Growth inhibitory effect of the HDAC inhibitor vorinostat and the PI3K inhibitor LY-294002 on T-ALL cell lines. (A) Negative correlation of the T-ALL gene expression signature with vorinostat and LY-294002. CMAP analysis was performed on a T-ALL gene expression signature with 6100 instances of compounds. Green and red represent positive and negative correlation, respectively. Each dataset is indicated by a black bar. (B) IC₅₀ values with the HDAC inhibitor vorinostat and the PI3K inhibitor LY-294002. Mouse leukemic DP cells (mouse T-ALL) and various types of human leukemia/cancer cell lines were treated for 3 days with vorinostat or LY-294002 (1 mouse T-ALL, 4 GSI-sensitive T-ALL, 4 GSI-resistant T-ALL, 3 AML, 4 B-NHL/MM/CLL, 4 NBL, and 4 other cancer cell lines). The number of viable cells was measured by the MTT assay, and IC₅₀ values were calculated for each cell. (C-D) Synergistic effects of LY-294002 and vorinostat in combination with GSI. Three GSI-sensitive and 3 GSI-resistant T-ALL cell lines were treated with or without LY-294002 (10μM; C) or vorinostat (0.3μM; D) in the presence or absence of GSI MRK-003 (1μM) for 6 days.
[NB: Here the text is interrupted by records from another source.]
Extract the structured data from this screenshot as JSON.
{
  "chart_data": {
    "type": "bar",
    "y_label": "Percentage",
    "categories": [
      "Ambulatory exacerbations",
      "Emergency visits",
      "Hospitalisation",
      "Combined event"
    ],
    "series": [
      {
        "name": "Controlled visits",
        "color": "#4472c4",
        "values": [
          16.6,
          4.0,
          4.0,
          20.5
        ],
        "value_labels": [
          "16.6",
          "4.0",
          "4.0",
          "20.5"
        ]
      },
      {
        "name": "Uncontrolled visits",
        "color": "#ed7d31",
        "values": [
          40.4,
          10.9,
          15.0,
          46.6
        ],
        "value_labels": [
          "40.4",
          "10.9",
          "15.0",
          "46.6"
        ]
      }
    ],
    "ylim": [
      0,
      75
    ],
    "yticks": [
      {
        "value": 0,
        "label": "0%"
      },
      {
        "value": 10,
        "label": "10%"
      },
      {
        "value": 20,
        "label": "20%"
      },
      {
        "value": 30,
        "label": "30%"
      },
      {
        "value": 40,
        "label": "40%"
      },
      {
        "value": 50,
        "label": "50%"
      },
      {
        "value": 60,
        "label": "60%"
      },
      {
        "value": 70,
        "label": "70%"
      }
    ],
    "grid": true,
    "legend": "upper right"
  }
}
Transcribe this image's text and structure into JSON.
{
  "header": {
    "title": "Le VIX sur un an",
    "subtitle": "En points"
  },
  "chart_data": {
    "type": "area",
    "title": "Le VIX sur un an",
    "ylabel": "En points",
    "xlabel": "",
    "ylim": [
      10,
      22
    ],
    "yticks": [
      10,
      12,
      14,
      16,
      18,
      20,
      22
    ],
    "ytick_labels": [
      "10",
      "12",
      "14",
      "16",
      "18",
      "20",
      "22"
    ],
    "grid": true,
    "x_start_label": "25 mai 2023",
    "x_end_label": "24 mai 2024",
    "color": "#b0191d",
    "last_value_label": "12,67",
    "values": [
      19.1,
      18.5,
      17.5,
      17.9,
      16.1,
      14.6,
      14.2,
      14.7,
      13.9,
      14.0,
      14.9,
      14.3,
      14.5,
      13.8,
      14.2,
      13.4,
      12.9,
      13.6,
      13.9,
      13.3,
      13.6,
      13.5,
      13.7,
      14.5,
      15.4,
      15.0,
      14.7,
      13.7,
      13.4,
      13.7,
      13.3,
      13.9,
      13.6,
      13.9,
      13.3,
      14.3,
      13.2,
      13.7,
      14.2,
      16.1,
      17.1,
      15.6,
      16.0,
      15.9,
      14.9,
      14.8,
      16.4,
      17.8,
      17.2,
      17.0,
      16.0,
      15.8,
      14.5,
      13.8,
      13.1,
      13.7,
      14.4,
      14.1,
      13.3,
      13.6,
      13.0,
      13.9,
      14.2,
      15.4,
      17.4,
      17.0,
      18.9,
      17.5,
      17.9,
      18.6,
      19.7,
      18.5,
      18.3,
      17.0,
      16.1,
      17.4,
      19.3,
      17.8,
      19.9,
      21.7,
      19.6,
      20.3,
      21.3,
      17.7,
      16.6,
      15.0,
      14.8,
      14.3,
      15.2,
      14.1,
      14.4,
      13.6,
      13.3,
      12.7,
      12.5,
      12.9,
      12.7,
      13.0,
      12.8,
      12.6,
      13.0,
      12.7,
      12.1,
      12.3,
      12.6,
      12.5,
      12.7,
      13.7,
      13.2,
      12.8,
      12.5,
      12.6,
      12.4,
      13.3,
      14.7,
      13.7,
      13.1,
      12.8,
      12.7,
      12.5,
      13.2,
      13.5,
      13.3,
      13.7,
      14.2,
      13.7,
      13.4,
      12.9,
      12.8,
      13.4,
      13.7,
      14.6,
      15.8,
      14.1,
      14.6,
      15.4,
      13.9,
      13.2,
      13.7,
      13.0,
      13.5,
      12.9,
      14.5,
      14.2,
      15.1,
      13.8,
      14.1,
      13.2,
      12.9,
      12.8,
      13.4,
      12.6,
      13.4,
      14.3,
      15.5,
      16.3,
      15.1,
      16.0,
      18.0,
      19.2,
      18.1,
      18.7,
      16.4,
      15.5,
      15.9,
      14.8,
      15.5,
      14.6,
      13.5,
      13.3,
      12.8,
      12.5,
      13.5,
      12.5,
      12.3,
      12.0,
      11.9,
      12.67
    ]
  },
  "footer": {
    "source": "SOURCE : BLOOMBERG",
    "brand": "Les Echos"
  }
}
The number of viable cells was measured by MTT assay.

Figure 7

Growth inhibitory effect of the HSP90 inhibitor alvespimycin on T-ALL cell lines. (A) Negative correlation of the T-ALL gene expression signature with alvespimycin. CMAP analysis was performed on a T-ALL gene expression signature with 6100 instances of compounds. Green and red represent positive and negative correlation, respectively. Each dataset is indicated by a black bar. (B) IC₅₀ values with the HSP90 inhibitor alvespimycin. Mouse leukemic DP cells (mouse T-ALL) and various types of human leukemia/cancer cell lines were treated for 3 days with vorinostat or LY-294002 (1 mouse T-ALL, 4 GSI-sensitive T-ALL, 4 GSI-resistant T-ALL, 3 AML, 4 B-NHL/MM/CLL, 4 NBL, and 4 other cancer cell lines). The number of viable cells was measured by the MTT assay, and IC₅₀ values were calculated for each cell. (C) Combination treatment of alvespimycin with GSI. Three GSI-sensitive and 3 GSI-resistant T-ALL cell lines were treated with or without alvespimycin (0.1μM) in the presence or absence of GSI MRK-003 (1μM) for 6 days. The number of viable cells was measured by MTT assay.